The genius of this marmalade is the grapefruit and lemon, which contribute the sour element which you get in a traditional marmalade from Seville oranges. Since Seville oranges aren’t available until January and don’t last long, this means your marmalade-making season is extended, theoretically year round. I think of this as a winter thing, though, because of the citrus which are around in the colder months, and slightly more obtusely, because I associate homemade marmalade and grapefruit for breakfast with my family and Christmas time. My mum also introduced me to Campari and grapefruit, which is the drink equivalent of this: clean and reviving and bittersweet.

I plan to post some more recipes in the run up to Christmas for the edible presents I make – there are a few things that always seem well received (there have also been plenty that didn’t work out as I hoped…but I tend to think that chucking a substandard biscuit in the compost is less effort than transporting an unwanted gift set to Oxfam). Some of them are honestly less effort than rosehip syrup or marmalade, although I do like doing that kind of lengthy kitchen work at this time of year. Something about pottering around with the central heating on and laying in stores of things in jars is immensely satisfying.

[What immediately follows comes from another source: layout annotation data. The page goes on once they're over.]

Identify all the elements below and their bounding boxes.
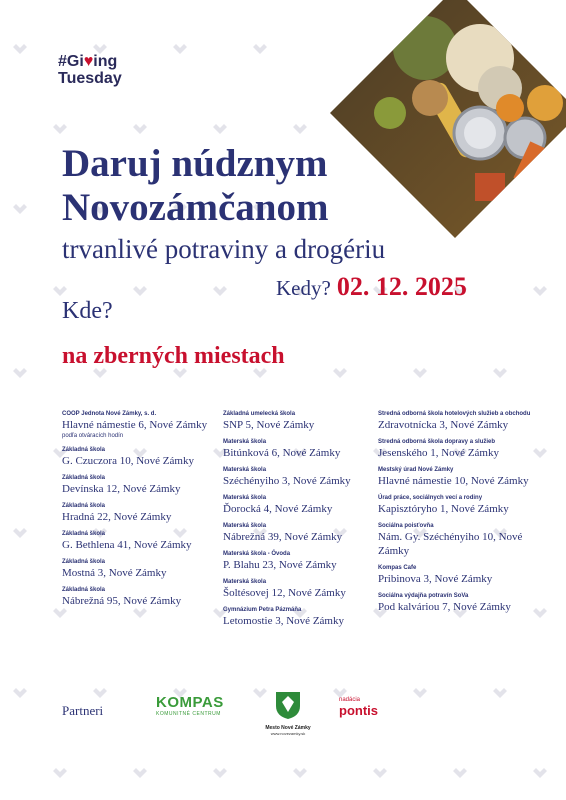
location-name: Základná škola	[62, 503, 106, 509]
heart-pattern-icon	[413, 368, 427, 378]
heart-pattern-icon	[133, 124, 147, 134]
mesto-subtitle: www.novezamky.sk	[270, 731, 306, 736]
location-address: Zdravotnícka 3, Nové Zámky	[378, 419, 509, 431]
location-item	[378, 466, 536, 488]
heart-pattern-icon	[493, 688, 507, 698]
pontis-prefix: nadácia	[339, 697, 361, 703]
locations-column-1	[62, 410, 242, 614]
heart-pattern-icon	[53, 768, 67, 778]
location-address: P. Blahu 23, Nové Zámky	[223, 559, 337, 571]
location-item	[223, 606, 403, 628]
location-address: Pribinova 3, Nové Zámky	[378, 573, 493, 585]
location-name: Stredná odborná škola dopravy a služieb	[378, 439, 496, 445]
location-address: Devínska 12, Nové Zámky	[62, 483, 181, 495]
location-address: Kapisztóryho 1, Nové Zámky	[378, 503, 509, 515]
kompas-name: KOMPAS	[156, 694, 224, 711]
location-item	[223, 494, 403, 516]
heart-pattern-icon	[213, 124, 227, 134]
location-address: Nábrežná 39, Nové Zámky	[223, 531, 343, 543]
heart-pattern-icon	[253, 44, 267, 54]
heart-pattern-icon	[133, 286, 147, 296]
location-name: Materská škola	[223, 579, 267, 585]
location-name: Sociálna výdajňa potravín SoVa	[378, 593, 469, 599]
heart-pattern-icon	[293, 768, 307, 778]
heart-icon: ♥	[83, 53, 94, 70]
location-item	[378, 438, 536, 460]
location-name: Kompas Cafe	[378, 565, 417, 571]
location-item	[223, 550, 403, 572]
heart-pattern-icon	[533, 286, 547, 296]
location-value: na zberných miestach	[62, 343, 285, 369]
heart-pattern-icon	[53, 124, 67, 134]
location-address: Letomostie 3, Nové Zámky	[223, 615, 344, 627]
mesto-name: Mesto Nové Zámky	[265, 725, 311, 731]
heart-pattern-icon	[173, 44, 187, 54]
location-address: Hradná 22, Nové Zámky	[62, 511, 172, 523]
partners-label: Partneri	[62, 703, 104, 718]
heart-pattern-icon	[293, 124, 307, 134]
location-address: Bitúnková 6, Nové Zámky	[223, 447, 341, 459]
location-address: G. Czuczora 10, Nové Zámky	[62, 455, 194, 467]
date-row	[276, 272, 467, 302]
food-photo	[330, 0, 566, 238]
heart-pattern-icon	[13, 688, 27, 698]
heart-pattern-icon	[93, 688, 107, 698]
headline-line2: Novozámčanom	[62, 186, 329, 229]
location-item	[62, 530, 242, 552]
location-item	[223, 522, 403, 544]
location-address: Hlavné námestie 6, Nové Zámky	[62, 419, 208, 431]
heart-pattern-icon	[373, 768, 387, 778]
location-address: Jesenského 1, Nové Zámky	[378, 447, 499, 459]
subtitle: trvanlivé potraviny a drogériu	[62, 234, 386, 264]
location-name: Základná škola	[62, 531, 106, 537]
location-address: Nábrežná 95, Nové Zámky	[62, 595, 182, 607]
heart-pattern-icon	[493, 368, 507, 378]
location-item	[62, 446, 242, 468]
pontis-logo	[339, 697, 379, 718]
headline-line1: Daruj núdznym	[62, 142, 328, 185]
location-name: Materská škola	[223, 467, 267, 473]
location-item	[378, 410, 536, 432]
pontis-name: pontis	[339, 703, 378, 718]
location-item	[378, 592, 536, 614]
heart-pattern-icon	[453, 768, 467, 778]
date-value: 02. 12. 2025	[336, 272, 467, 301]
date-label: Kedy?	[276, 276, 331, 300]
location-name: Stredná odborná škola hotelových služieb a obchodu	[378, 411, 531, 417]
heart-pattern-icon	[133, 768, 147, 778]
heart-pattern-icon	[333, 368, 347, 378]
location-name: Mestský úrad Nové Zámky	[378, 467, 454, 473]
location-address: Hlavné námestie 10, Nové Zámky	[378, 475, 529, 487]
location-address: Mostná 3, Nové Zámky	[62, 567, 167, 579]
headline	[62, 142, 328, 230]
logo-text-part2: ing	[93, 53, 118, 70]
heart-pattern-icon	[13, 44, 27, 54]
location-address: Széchényiho 3, Nové Zámky	[223, 475, 351, 487]
location-name: COOP Jednota Nové Zámky, s. d.	[62, 411, 157, 417]
heart-pattern-icon	[13, 204, 27, 214]
location-name: Sociálna poisťovňa	[378, 523, 434, 529]
location-item	[62, 586, 242, 608]
location-name: Základná škola	[62, 447, 106, 453]
heart-pattern-icon	[13, 528, 27, 538]
logo-text-line2: Tuesday	[58, 70, 122, 87]
heart-pattern-icon	[413, 688, 427, 698]
location-address: Šoltésovej 12, Nové Zámky	[223, 587, 346, 599]
location-name: Materská škola	[223, 523, 267, 529]
location-name: Materská škola - Óvoda	[223, 551, 291, 557]
location-name: Úrad práce, sociálnych vecí a rodiny	[378, 495, 483, 501]
kompas-subtitle: KOMUNITNÉ CENTRUM	[156, 711, 221, 717]
location-name: Základná škola	[62, 475, 106, 481]
location-name: Základná škola	[62, 559, 106, 565]
location-item	[223, 410, 403, 432]
location-address: G. Bethlena 41, Nové Zámky	[62, 539, 192, 551]
location-address: SNP 5, Nové Zámky	[223, 419, 315, 431]
location-note: podľa otváracích hodín	[62, 433, 124, 439]
location-item	[62, 474, 242, 496]
location-address: Nám. Gy. Széchényiho 10, Nové Zámky	[378, 531, 523, 557]
location-name: Materská škola	[223, 495, 267, 501]
locations-column-2	[223, 410, 403, 634]
location-name: Gymnázium Petra Pázmáňa	[223, 607, 302, 613]
location-item	[223, 578, 403, 600]
locations-column-3	[378, 410, 536, 620]
kompas-logo	[156, 694, 240, 717]
mesto-logo	[263, 690, 313, 736]
location-item	[62, 558, 242, 580]
heart-pattern-icon	[213, 768, 227, 778]
location-name: Základná umelecká škola	[223, 411, 296, 417]
logo-text-part1: #Gi	[58, 53, 84, 70]
location-item	[378, 564, 536, 586]
city-crest-icon	[274, 690, 302, 720]
location-label: Kde?	[62, 298, 113, 324]
heart-pattern-icon	[53, 286, 67, 296]
heart-pattern-icon	[533, 768, 547, 778]
location-item	[62, 410, 242, 440]
heart-pattern-icon	[213, 286, 227, 296]
location-item	[223, 466, 403, 488]
giving-tuesday-logo	[58, 53, 122, 87]
location-name: Základná škola	[62, 587, 106, 593]
location-address: Pod kalváriou 7, Nové Zámky	[378, 601, 511, 613]
location-item	[378, 522, 536, 558]
location-item	[62, 502, 242, 524]
location-item	[378, 494, 536, 516]
location-item	[223, 438, 403, 460]
location-name: Materská škola	[223, 439, 267, 445]
location-address: Ďorocká 4, Nové Zámky	[223, 503, 333, 515]
heart-pattern-icon	[13, 368, 27, 378]
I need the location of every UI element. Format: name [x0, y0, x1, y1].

Orange, grapefruit and lemon marmalade

Makes about 4.5kg (around 12 jars)

2 oranges and 2 grapefruit, weighing 1.3kg (I used 2 1/2 grapefruit to make up the amount)
4 unwaxed lemons
3.6 litres water
2.2 kg sugar

You will also need a huge saucepan, or to be prepared to split the ingredients between two big pans.

Wash the fruit (remember you’ll be eating the peel!) and cut in half. Squeeze out all the juice. Remove the membrane – a bit of determined scraping with a teaspoon should do the job. Cut the peel into quarters and slice the rind widthways into thin slivers. Put the rind in a bowl with the juice and water.

Put the membrane, including pips, in a muslin bag/clean tights/other thin porous material and add to the bowl. Leave this overnight.

The next day, simmer the fruits, with the bag of membrane, in your huge saucepan for 1 to 1 1/2 hours until the peel is edibly soft (it must be really soft before the sugar is added, otherwise it will become irredeemably hardened). Make a note of the volume when you start – marking it on a wooden spoon is handy – so you know how much it has reduced by later. Cover the pan for the first half an hour, then uncover and allow the liquid to reduce, eventually to between a third and a half of its original volume.

While the liquid is reducing, warm the sugar in a moderate oven for about 10 minutes and sterilise your jars.

Remove and discard the muslin bag from the pan. Add the warmed sugar and stir until it has dissolved. Bring to the boil and cook until it reaches setting point, which should take around 10 minutes*. Pour the marmalade into the sterilised jars and cover while still hot.

*To check setting point, put a saucer in the fridge until cold. Put a teaspoonful of marmalade onto the cold saucer and put it back in the fridge for a couple of minutes (turn off the marmalade while you do this to prevent it setting too hard). If the marmalade forms a wrinkle when you push it with your finger then it’s ready.